South Carolina’s most feared serial murderer was born on March 13, 1933 in Florence County. He was five-foot, four-inch tall, Donald Henry Gaskins Jr. Between the years of 1953 and 1982 he had committed 9 proven murders, but according to his own words and the research of others, it is believed that he may have committed as many as one hundred!
Gaskin’s life began as a disruptive, unstructured existence. He was born out of wedlock and his mother lived with several different men during Donald’s childhood. Most of these men wanted nothing to do with him other than wanting him out of their way.
He was frequently beaten while his mother did little or nothing to protect him. He raised himself from an early age. His mother finally did marry, but the new husband beat Donald regularly, as he did Donald’s half-siblings.
By the time he started elementary school, Donald was known as “Pee Wee“, due to his diminutive stature. He made failing grades and his methods of dealing with others was violent. He knew that at home, violence worked. He fought almost daily and was frequently being disciplined by the teachers. From that early age, he had a burning hatred for people, women more so than men.
At eleven years of age, he dropped out of school to work for an auto repair facility, while helping out at the family farm. While working part time at the garage, he met two other boys named Danny and Marsh.
The three became friends and began to call themselves the Trouble Trio. The Trouble Trio engaged in various illegal activities, including burglaries, rapes and threats against victims to keep them from telling the police.
During one episode, the trio gang-raped Marsh’s younger sister. When the girl told of the attack, all the parents got together, tied the three hoodlums up and beat them until they bled! Following this, Danny and Marsh left the area. However, Gaskins remained, staying active in minor criminal activity.
When he was thirteen years of age, a young female schoolmate recognized him as he attempted to burglarize the girl’s home. She grabbed a hatchet and pursued Gaskins. He managed to get the hatchet from her and struck her on the head and arm with it.
He simply left her lying there. It was for this crime that he got his first supervised sentence at a reform school. The girl survived the attack. Gaskins was found guilty of assault with a deadly weapon and the intent to kill. He was sentenced to the South Carolina Industrial School for Boys until he turned 18 years of age.
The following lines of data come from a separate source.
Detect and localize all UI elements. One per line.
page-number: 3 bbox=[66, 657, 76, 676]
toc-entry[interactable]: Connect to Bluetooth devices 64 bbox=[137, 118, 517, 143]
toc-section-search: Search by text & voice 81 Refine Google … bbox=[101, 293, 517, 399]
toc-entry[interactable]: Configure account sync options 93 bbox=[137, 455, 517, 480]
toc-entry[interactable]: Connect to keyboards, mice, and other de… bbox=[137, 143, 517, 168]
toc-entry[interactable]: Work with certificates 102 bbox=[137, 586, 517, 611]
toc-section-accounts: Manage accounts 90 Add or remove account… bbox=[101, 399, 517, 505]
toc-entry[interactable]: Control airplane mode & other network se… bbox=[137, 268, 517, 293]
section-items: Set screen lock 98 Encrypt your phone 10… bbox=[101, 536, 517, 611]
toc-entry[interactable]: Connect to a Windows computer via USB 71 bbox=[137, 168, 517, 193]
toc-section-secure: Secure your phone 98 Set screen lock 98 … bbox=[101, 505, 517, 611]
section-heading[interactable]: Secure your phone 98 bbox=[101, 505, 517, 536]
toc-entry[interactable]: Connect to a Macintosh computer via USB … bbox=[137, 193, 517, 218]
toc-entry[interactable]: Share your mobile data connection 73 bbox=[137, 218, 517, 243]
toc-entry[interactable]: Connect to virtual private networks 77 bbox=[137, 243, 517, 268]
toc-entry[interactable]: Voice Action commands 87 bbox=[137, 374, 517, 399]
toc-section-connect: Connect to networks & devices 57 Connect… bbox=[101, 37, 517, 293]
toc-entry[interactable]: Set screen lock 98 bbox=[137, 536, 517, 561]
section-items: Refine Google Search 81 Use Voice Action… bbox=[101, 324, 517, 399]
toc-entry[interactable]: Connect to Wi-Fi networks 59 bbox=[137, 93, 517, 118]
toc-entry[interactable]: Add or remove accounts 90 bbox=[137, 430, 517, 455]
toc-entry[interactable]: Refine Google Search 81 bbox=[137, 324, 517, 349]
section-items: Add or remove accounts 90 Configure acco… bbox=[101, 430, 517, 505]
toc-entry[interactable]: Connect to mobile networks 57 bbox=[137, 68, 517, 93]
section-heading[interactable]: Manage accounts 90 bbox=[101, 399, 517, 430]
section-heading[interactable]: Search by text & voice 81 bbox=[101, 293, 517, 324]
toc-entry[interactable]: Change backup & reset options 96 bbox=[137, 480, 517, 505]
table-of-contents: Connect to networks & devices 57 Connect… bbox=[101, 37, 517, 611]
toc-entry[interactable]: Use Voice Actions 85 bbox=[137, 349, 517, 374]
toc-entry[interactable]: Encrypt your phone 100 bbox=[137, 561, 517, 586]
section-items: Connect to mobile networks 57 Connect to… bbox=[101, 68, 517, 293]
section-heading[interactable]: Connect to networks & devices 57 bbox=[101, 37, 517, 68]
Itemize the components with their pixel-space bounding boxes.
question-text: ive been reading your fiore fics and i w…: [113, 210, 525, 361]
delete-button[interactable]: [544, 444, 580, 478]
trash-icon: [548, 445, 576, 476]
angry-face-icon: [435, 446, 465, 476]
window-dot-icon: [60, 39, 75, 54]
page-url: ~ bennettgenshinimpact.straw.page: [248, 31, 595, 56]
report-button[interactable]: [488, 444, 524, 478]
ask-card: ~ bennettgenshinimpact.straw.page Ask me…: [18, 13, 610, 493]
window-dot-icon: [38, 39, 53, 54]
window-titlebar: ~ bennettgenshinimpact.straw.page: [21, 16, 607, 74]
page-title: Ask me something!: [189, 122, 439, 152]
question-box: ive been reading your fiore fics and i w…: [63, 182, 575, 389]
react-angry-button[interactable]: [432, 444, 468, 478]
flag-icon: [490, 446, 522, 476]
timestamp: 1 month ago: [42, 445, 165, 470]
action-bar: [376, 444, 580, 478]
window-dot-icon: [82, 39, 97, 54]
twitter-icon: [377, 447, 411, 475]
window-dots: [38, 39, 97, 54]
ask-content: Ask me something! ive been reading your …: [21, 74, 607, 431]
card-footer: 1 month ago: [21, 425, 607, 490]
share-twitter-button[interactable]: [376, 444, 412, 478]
Reform school was rough on Gaskins. He was raped repeatedly and spent much of his time plotting escape attempts. During much of his time there, he performed sexual favors for the gang leaders in exchange for protection. He was frequently punished for his escape attempts.
In March, 1951, Gaskins was released.
Gaskins was 18 years of age when he married for the first time. Approximately a year later, he became the father of a baby girl. He took a job on a tobacco plantation.
While working there, he began to make money from local farmers by burning buildings so the owner could collect the insurance money. During that year, he attacked a teenage girl with a hammer, claiming the girl had insulted him.
Other reports indicate that the girl had identified him as the “barn burner” who had burned her father’s property. He was arrested for attempted murder. Gaskins was found guilty and sentenced to six years in the South Carolina State Penitentiary. In addition to all his other self-caused problems, his wife divorced him while he was in prison.
In 1955, Gaskins rode out of prison on the back of a garbage truck! His escape was a success and he headed to Florida, where he took a job with a traveling circus. This situation didn’t last long for Gaskin, he was located, re-arrested and re-incarcerated. In August of 1961, he received parole.
In November of 1968, he was paroled from prison. He then moved to the town of Sumter, South Carolina to start work for a construction company.
It was in September of 1969 that Gaskins picked up his first hitchhiker on a coastal highway and killed him. This became a pastime, driving around the coastal highways of the South, picking up hitchhikers and murdering them.
In later years, he described these as his coastal kills, of which he claimed eighty to ninety, though the exact number is unknown. It was estimated that he killed one person every six weeks from this time until 1975. He later claimed to have tortured most of the victims before killing them and even cannibalizing some!
In addition to his coastal kills, he had what he referred to as his serious murders. These were people that he knew personally, who had in one way or another incurred his wrath.
Other murders followed, some because someone had mocked him, another because he owed Gaskins money and another because he stole from him. He was even paid to kill some victims. Gaskins usually simply shot his serious murder victims and buried the bodies in various places around the South Carolina coast.
On November 14, 1975, Gaskins was arrested. On December 4, 1975, he led police to the burial spots of eight of his victims on land he owned in Prospect, South Carolina. Gaskins claimed to have committed between 100 and 110 murders
Gaskins was tried on eight charges of murder on May 24, 1976, found guilty on May 28 and sentenced to death, which was later commuted to life in prison when the South Carolina General Assembly’s 1974 ruling on capital punishment was changed to conform to the U.S. Supreme Court guidelines for the death penalty in other states.